Just this weekend, Gizmodo writer Mat Honan had his iCloud account hacked .Because of Apple’s vast connection web regarding iCloud, this let the hacker access all of Honan’s devices, wiping his iPhone, iPad, and MacBook. Additionally, his Twitter and Gmail accounts were both compromised, along with the Gizmodo’s Twitter page.
Honan wrote a lengthy blog post detailing the entire process of the hacking:
“At 4:50 PM, someone got into my iCloud account, reset the password and sent the confirmation message about the reset to the trash. My password was a 7 digit alphanumeric that I didn’t use elsewhere. When I set it up, years and years ago, that seemed pretty secure at the time. But it’s not. Especially given that I’ve been using it for, well, years and years.
The backup email address on my Gmail account is the same .mac email address. At 4:52 PM, they sent a Gmail password recovery email to the .mac account. Two minutes later, an email arrived notifying me that my Google Account password had changed.
At 5:00 PM, they remote wiped my iPhone. At 5:01 PM, they remote wiped my iPad. At 5:04, they remote wiped my MacBook Air.

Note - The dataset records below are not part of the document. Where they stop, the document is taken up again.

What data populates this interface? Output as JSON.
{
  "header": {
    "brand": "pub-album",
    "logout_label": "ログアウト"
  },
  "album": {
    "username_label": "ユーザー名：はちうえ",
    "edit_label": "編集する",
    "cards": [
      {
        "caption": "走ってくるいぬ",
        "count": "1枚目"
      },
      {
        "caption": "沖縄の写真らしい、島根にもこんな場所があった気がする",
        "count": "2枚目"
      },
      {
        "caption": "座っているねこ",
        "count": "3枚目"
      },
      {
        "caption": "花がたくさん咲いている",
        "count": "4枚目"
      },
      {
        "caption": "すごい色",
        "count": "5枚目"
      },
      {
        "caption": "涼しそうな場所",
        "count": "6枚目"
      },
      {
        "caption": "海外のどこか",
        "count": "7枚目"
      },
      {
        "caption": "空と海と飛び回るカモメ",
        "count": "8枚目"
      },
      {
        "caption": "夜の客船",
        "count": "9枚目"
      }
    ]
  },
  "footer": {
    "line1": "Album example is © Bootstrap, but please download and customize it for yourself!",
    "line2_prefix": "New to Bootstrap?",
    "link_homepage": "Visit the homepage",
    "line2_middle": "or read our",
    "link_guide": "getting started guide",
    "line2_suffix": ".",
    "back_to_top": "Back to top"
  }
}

A few minutes after that, they took over my Twitter. Because, a long time ago, I had linked my Twitter to Gizmodo’s they were then able to gain entry to that as well.”
So, how exactly did a hacker access his account? Honan initially suspected that his 7 character alpha-numeric password had been too weak, and the hacker had simply brute-forced his way into the account. However, in an update later on, Honan explains:
”Update three: I know how it was done now. Confirmed with both the hacker Apple. It wasn’t password related. They got in via Apple tech support and some clever social engineering that let them bypass security questions.”
This obviously highlights a large security hole in Apple’s account recovery system. If any Apple tech support agent can allow someone claiming to be the account holder in, it opens up a door to some pretty malicious possibilities.